Мишин снова начал тянуть и прикидываться. Поминают ли любезного Виталия Никитича? По правде сказать, не часто.
– Да, не часто, милый Виталий Никитич. Очень не умеют у нас помнить даже замечательных людей. Чтобы запомнили, надо город переименовать, а ведь в нашу честь города не переименуют, даже улицу в районном центре не назовут. Память о замечательных людях – это признак высокой культуры. А чего вы хотите от нашего заводишки!
Все это было трудно переносить. Рудаков почувствовал даже тяжесть и ломоту у ключиц – и нечем дышать. Мишин выложил свои неожиданно толстые белые руки на покоробленную фанеру стола и любовался ими. Изредка вскидывал глаза на Рудакова, и тот понимал, что гость радуется его волнению. Гость чувствовал, что нужен хозяину, что тот ждет его рассказов, и тянул, и мямлил, и оба понимали игру.
– В сущности у нас нельзя удаляться, если не желаешь, чтобы тебя позабыли. А забвенье – враг успеха.
«Да говори же, черт тебя возьми!» – едва не завопил
Рудаков, но тут же дошел до отчетливого соображения, что игру пора кончать, просто подавив любопытство. Он встал и, изображая старческое шарканье, побрел к балкону, остановился в дверях у косяка и вяло поглядел в пространство.

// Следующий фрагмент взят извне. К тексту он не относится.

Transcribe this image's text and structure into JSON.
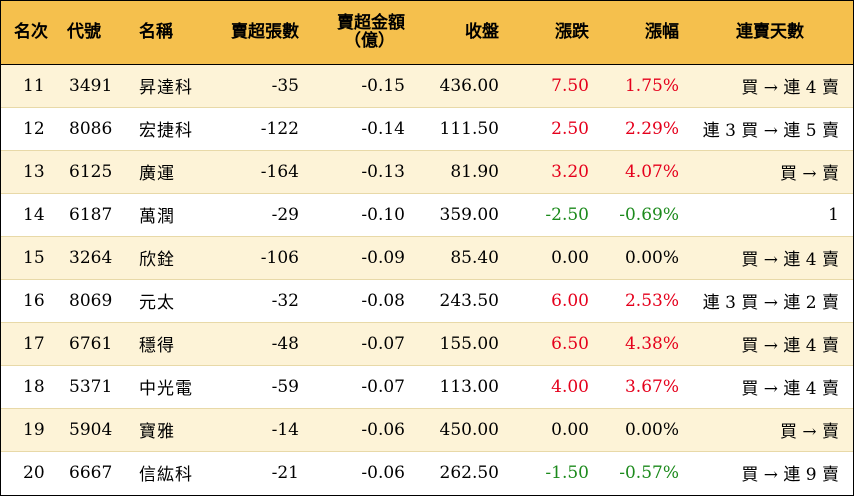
{
  "colors": {
    "header_bg": "#f5c04d",
    "odd_row_bg": "#fdf3d7",
    "even_row_bg": "#ffffff",
    "up": "#e5001c",
    "down": "#1c8a1c"
  },
  "headers": {
    "rank": "名次",
    "code": "代號",
    "name": "名稱",
    "net_sell_lots": "賣超張數",
    "net_sell_amount_line1": "賣超金額",
    "net_sell_amount_line2": "（億）",
    "close": "收盤",
    "change": "漲跌",
    "change_pct": "漲幅",
    "streak": "連賣天數"
  },
  "rows": [
    {
      "rank": "11",
      "code": "3491",
      "name": "昇達科",
      "lots": "-35",
      "amount": "-0.15",
      "close": "436.00",
      "change": "7.50",
      "pct": "1.75%",
      "trend": "up",
      "streak": "買 → 連 4 賣"
    },
    {
      "rank": "12",
      "code": "8086",
      "name": "宏捷科",
      "lots": "-122",
      "amount": "-0.14",
      "close": "111.50",
      "change": "2.50",
      "pct": "2.29%",
      "trend": "up",
      "streak": "連 3 買 → 連 5 賣"
    },
    {
      "rank": "13",
      "code": "6125",
      "name": "廣運",
      "lots": "-164",
      "amount": "-0.13",
      "close": "81.90",
      "change": "3.20",
      "pct": "4.07%",
      "trend": "up",
      "streak": "買 → 賣"
    },
    {
      "rank": "14",
      "code": "6187",
      "name": "萬潤",
      "lots": "-29",
      "amount": "-0.10",
      "close": "359.00",
      "change": "-2.50",
      "pct": "-0.69%",
      "trend": "down",
      "streak": "1"
    },
    {
      "rank": "15",
      "code": "3264",
      "name": "欣銓",
      "lots": "-106",
      "amount": "-0.09",
      "close": "85.40",
      "change": "0.00",
      "pct": "0.00%",
      "trend": "flat",
      "streak": "買 → 連 4 賣"
    },
    {
      "rank": "16",
      "code": "8069",
      "name": "元太",
      "lots": "-32",
      "amount": "-0.08",
      "close": "243.50",
      "change": "6.00",
      "pct": "2.53%",
      "trend": "up",
      "streak": "連 3 買 → 連 2 賣"
    },
    {
      "rank": "17",
      "code": "6761",
      "name": "穩得",
      "lots": "-48",
      "amount": "-0.07",
      "close": "155.00",
      "change": "6.50",
      "pct": "4.38%",
      "trend": "up",
      "streak": "買 → 連 4 賣"
    },
    {
      "rank": "18",
      "code": "5371",
      "name": "中光電",
      "lots": "-59",
      "amount": "-0.07",
      "close": "113.00",
      "change": "4.00",
      "pct": "3.67%",
      "trend": "up",
      "streak": "買 → 連 4 賣"
    },
    {
      "rank": "19",
      "code": "5904",
      "name": "寶雅",
      "lots": "-14",
      "amount": "-0.06",
      "close": "450.00",
      "change": "0.00",
      "pct": "0.00%",
      "trend": "flat",
      "streak": "買 → 賣"
    },
    {
      "rank": "20",
      "code": "6667",
      "name": "信紘科",
      "lots": "-21",
      "amount": "-0.06",
      "close": "262.50",
      "change": "-1.50",
      "pct": "-0.57%",
      "trend": "down",
      "streak": "買 → 連 9 賣"
    }
  ]
}
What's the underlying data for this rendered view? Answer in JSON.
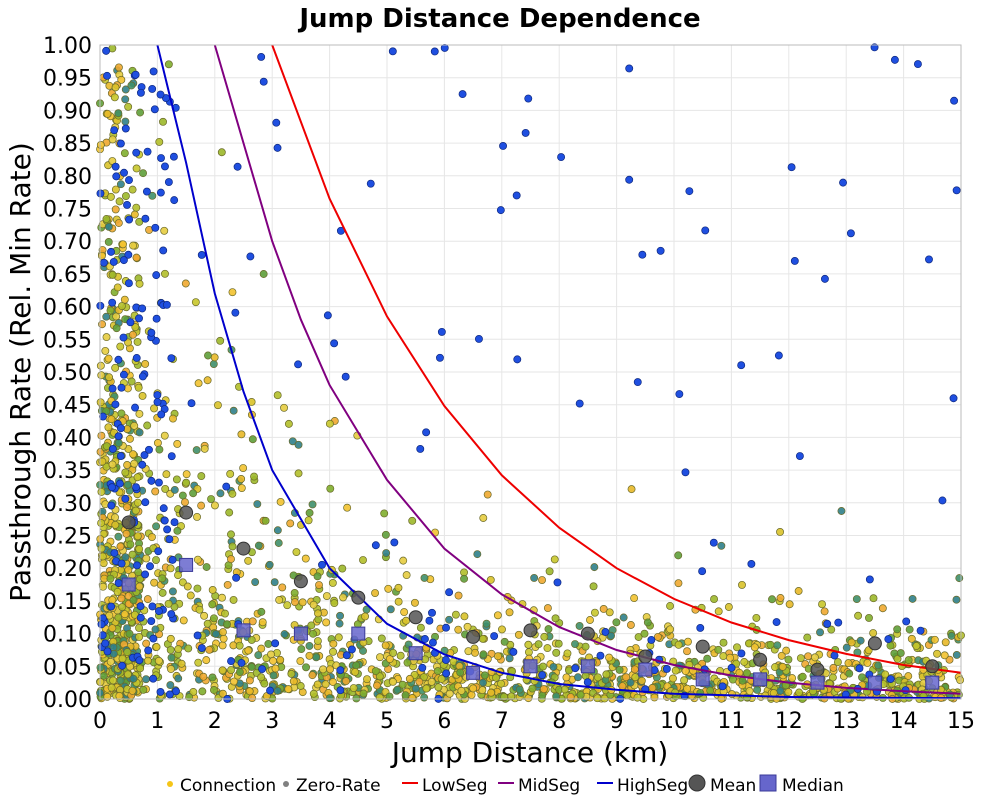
{
  "chart_data": {
    "type": "scatter",
    "title": "Jump Distance Dependence",
    "xlabel": "Jump Distance (km)",
    "ylabel": "Passthrough Rate (Rel. Min Rate)",
    "xlim": [
      0,
      15
    ],
    "ylim": [
      0,
      1
    ],
    "xticks": [
      "0",
      "1",
      "2",
      "3",
      "4",
      "5",
      "6",
      "7",
      "8",
      "9",
      "10",
      "11",
      "12",
      "13",
      "14",
      "15"
    ],
    "yticks": [
      "0.00",
      "0.05",
      "0.10",
      "0.15",
      "0.20",
      "0.25",
      "0.30",
      "0.35",
      "0.40",
      "0.45",
      "0.50",
      "0.55",
      "0.60",
      "0.65",
      "0.70",
      "0.75",
      "0.80",
      "0.85",
      "0.90",
      "0.95",
      "1.00"
    ],
    "grid": true,
    "legend_position": "bottom",
    "legend": [
      "Connection",
      "Zero-Rate",
      "LowSeg",
      "MidSeg",
      "HighSeg",
      "Mean",
      "Median"
    ],
    "curves": [
      {
        "name": "LowSeg",
        "color": "#ee0000",
        "points": [
          [
            3.0,
            1.0
          ],
          [
            4,
            0.765
          ],
          [
            5,
            0.585
          ],
          [
            6,
            0.448
          ],
          [
            7,
            0.342
          ],
          [
            8,
            0.262
          ],
          [
            9,
            0.2
          ],
          [
            10,
            0.153
          ],
          [
            11,
            0.117
          ],
          [
            12,
            0.09
          ],
          [
            13,
            0.069
          ],
          [
            14,
            0.052
          ],
          [
            15,
            0.04
          ]
        ]
      },
      {
        "name": "MidSeg",
        "color": "#800080",
        "points": [
          [
            2.0,
            1.0
          ],
          [
            2.5,
            0.85
          ],
          [
            3,
            0.7
          ],
          [
            3.5,
            0.58
          ],
          [
            4,
            0.48
          ],
          [
            5,
            0.335
          ],
          [
            6,
            0.23
          ],
          [
            7,
            0.16
          ],
          [
            8,
            0.11
          ],
          [
            9,
            0.075
          ],
          [
            10,
            0.052
          ],
          [
            11,
            0.036
          ],
          [
            12,
            0.025
          ],
          [
            13,
            0.017
          ],
          [
            14,
            0.012
          ],
          [
            15,
            0.008
          ]
        ]
      },
      {
        "name": "HighSeg",
        "color": "#0000cc",
        "points": [
          [
            1.0,
            1.0
          ],
          [
            1.5,
            0.82
          ],
          [
            2,
            0.62
          ],
          [
            2.5,
            0.47
          ],
          [
            3,
            0.35
          ],
          [
            4,
            0.2
          ],
          [
            5,
            0.115
          ],
          [
            6,
            0.068
          ],
          [
            7,
            0.04
          ],
          [
            8,
            0.023
          ],
          [
            9,
            0.014
          ],
          [
            10,
            0.008
          ],
          [
            12,
            0.003
          ],
          [
            15,
            0.001
          ]
        ]
      }
    ],
    "mean": {
      "x": [
        0.5,
        1.5,
        2.5,
        3.5,
        4.5,
        5.5,
        6.5,
        7.5,
        8.5,
        9.5,
        10.5,
        11.5,
        12.5,
        13.5,
        14.5
      ],
      "y": [
        0.27,
        0.285,
        0.23,
        0.18,
        0.155,
        0.125,
        0.095,
        0.105,
        0.1,
        0.065,
        0.08,
        0.06,
        0.045,
        0.085,
        0.05
      ]
    },
    "median": {
      "x": [
        0.5,
        1.5,
        2.5,
        3.5,
        4.5,
        5.5,
        6.5,
        7.5,
        8.5,
        9.5,
        10.5,
        11.5,
        12.5,
        13.5,
        14.5
      ],
      "y": [
        0.175,
        0.205,
        0.105,
        0.1,
        0.1,
        0.07,
        0.04,
        0.05,
        0.05,
        0.045,
        0.03,
        0.03,
        0.025,
        0.025,
        0.025
      ]
    },
    "colors": {
      "connection": "#f5c518",
      "zero_rate": "#808080",
      "low": "#ee0000",
      "mid": "#800080",
      "high": "#0000cc",
      "mean": "#555555",
      "median": "#6666cc",
      "blue_points": "#1f4fe0"
    }
  }
}
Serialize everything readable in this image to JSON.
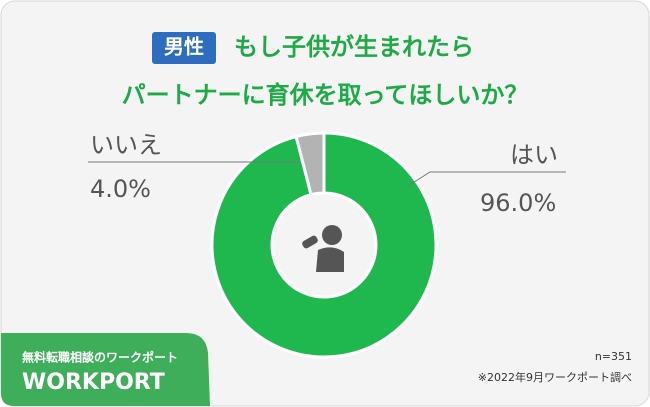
{
  "chart_data": {
    "type": "pie",
    "badge": "男性",
    "title": [
      "もし子供が生まれたら",
      "パートナーに育休を取ってほしいか？"
    ],
    "categories": [
      "はい",
      "いいえ"
    ],
    "values": [
      96.0,
      4.0
    ],
    "value_labels": [
      "96.0%",
      "4.0%"
    ],
    "colors": [
      "#1fb84f",
      "#b3b3b3"
    ],
    "note": "n=351",
    "source": "※2022年9月ワークポート調べ",
    "footer": {
      "tagline": "無料転職相談のワークポート",
      "brand": "WORKPORT"
    }
  }
}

– Рассказывайте, я вас слушаю.
– Да, дело совсем плохо, – ответил живо Мишин. –
Перед самым отъездом я зашел к главному инженеру, директор уехал в Москву. Как при вас, так и без вас одинаково: опыты по ваши рецептам проходят без всякого результата. Я – старый производственник, практик, могу заявить: не радуют ваши опыты, глубокоуважаемый Виталий Никитич. «А тридцать тысяч как кошке под хвост кинули» – это подлинные слова главного инженера. Он, знаете, немец, в выражениях не стесняется.
– Идиоты, – пробормотал Рудаков.
– Ну, конечно, помянул всю вашу затею с ультрафиолетовым стеклом недобрым словом и считает, что это вы облапошили старое руководство. Так уж хороший тон приказывает – валить все на старое руководство. Мы теперь с облаков спустились, не до ультрафиолетового, хоть бы по обыкновенному-то выполнять план. Я, конечно, никогда ничего не изобретал, но могу понять и разделить вашу печаль: сейчас не время заниматься изобретениями.
Не до жиру, лишь быть бы живу.
– Это вы свои слова говорите или его? – спросил Рудаков.
Мишин повернул руки ладонями вверх – ладони были белые, в розовых подушечках, холеные, – и не ответил.
– Ах, да, – вдруг схватился он, – ведь вот я столько толкую об аккуратности, а сам… Ведь вам письмо от
Френкеля. Рувим Аронович так наказывал, чтобы я в первый же день, как вас встречу, так и вручил.
Рудаков не слышал. Он вышел на балкон. Липа предстала тем, чем была на деле: деревом, собранием листьев,
сучьев, посаженных на корявый ствол, химической лабораторией хлорофиллового зерна, плесенью на земной коре.
Листья у липы были пыльные, траченные зноем. Совсем нелепо было воображать, что она похожа на живое существо, да еще так определенно: на прачку. Виталий Никитич сорвал два липовых шарика, пожевал и выплюнул с большим количеством жидкой слюны. Руки у него обильно вспотели от желания схватить кого-нибудь за горло. Он вошел в комнату и поглядел на себя в зеркало: коротконог, узок в плечах, много живота, голова, как пивной котел, –
грубо и топорно, и тоже вроде плесени на земле.